I want to start df.cummin() when cond column is true until recompute df.cummin() next cond column is true.
The result is assigned to expected column
input
import pandas as pd
import numpy as np
A=[17,18,21,15,18,19,22,16,30,50,]
cond=[False,True,False,False,False,True,False,False,True,False]

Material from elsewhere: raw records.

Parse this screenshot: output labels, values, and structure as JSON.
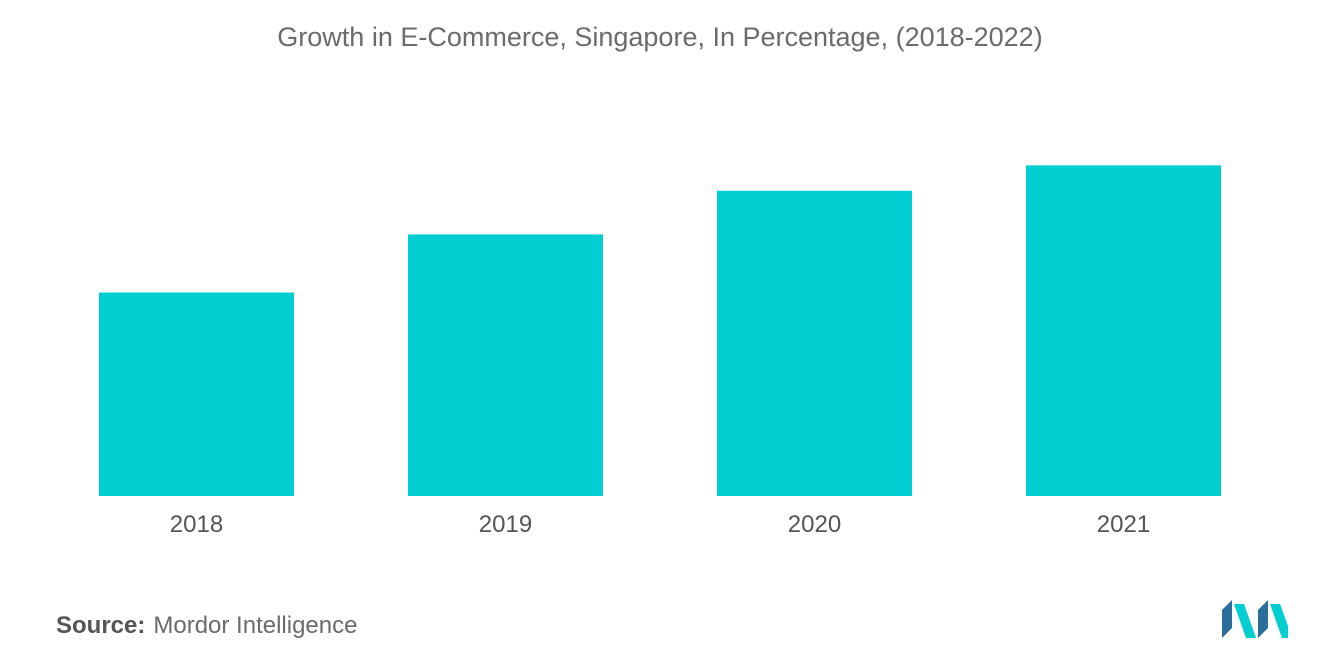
{
  "chart_data": {
    "type": "bar",
    "title": "Growth in E-Commerce, Singapore, In Percentage, (2018-2022)",
    "categories": [
      "2018",
      "2019",
      "2020",
      "2021"
    ],
    "values": [
      5.6,
      7.2,
      8.4,
      9.1
    ],
    "xlabel": "",
    "ylabel": "",
    "ylim": [
      0,
      12
    ],
    "grid": false,
    "bar_color": "#00CED1"
  },
  "source": {
    "label": "Source:",
    "text": "Mordor Intelligence"
  },
  "logo": {
    "icon": "mordor-intelligence-logo-icon",
    "colors": [
      "#2C6E9B",
      "#00CED1"
    ]
  }
}
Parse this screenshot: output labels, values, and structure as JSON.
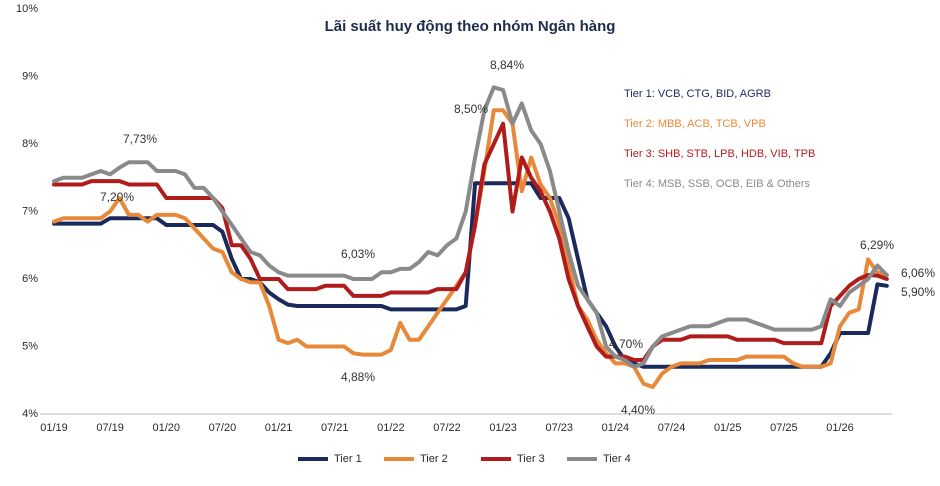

df=pd.DataFrame({'A':A,'cond':cond})
df
the expected table
A cond expected
0 17 FALSE
1 18 TRUE 18
2 21 FALSE 18
3 15 FALSE 15
4 18 FALSE 15
5 19 TRUE 19
6 22 FALSE 19
7 16 FALSE 16
8 30 TRUE 30
9 50 FALSE 30
CodePudding user response:
You're looking to groupby the cumsum of the cond column. Since you don't want any values up until the first True, you need to essentially delete values for group zero.
import pandas as pd
import numpy as np
A=[17,18,21,15,18,19,22,16,30,50,]
cond=[False,True,False,False,False,True,False,False,True,False]
df=pd.DataFrame({'A':A,'cond':cond})
df['expected'] = df.groupby(df.cond.cumsum())['A'].cummin()
df.loc[df.cond.cumsum().eq(0), 'expected'] = np.nan
Output
A cond expected
0 17 False NaN
1 18 True 18.0
2 21 False 18.0
3 15 False 15.0
4 18 False 15.0
5 19 True 19.0
6 22 False 19.0
7 16 False 16.0
8 30 True 30.0
9 50 False 30.0
CodePudding user response:
I couldn't think of something with a single-line fix so I made something work with a loop:
# First get a list of all the index on which to reset the cummin()
my_ix = df[df['cond']].index
return_list = []
# Loop over all chunks of indexes
for i in range(0, len(my_ix)):
ix_start = my_ix[i]
try:
ix_end = my_ix[i 1]
except IndexError:
# This happens on the last record
ix_end = None
cummin_df = df[ix_start:ix_end]['A'].cummin()
return_list.append(cummin_df)
pd.concat(return_list)
This gives the expected result, only the first record is missing as it starts with cond=False and the expected column is empty. If you like you can populate the output first with all rows before the first row with cond=True.
If you like you can condense the code but that would make it a bit less readable.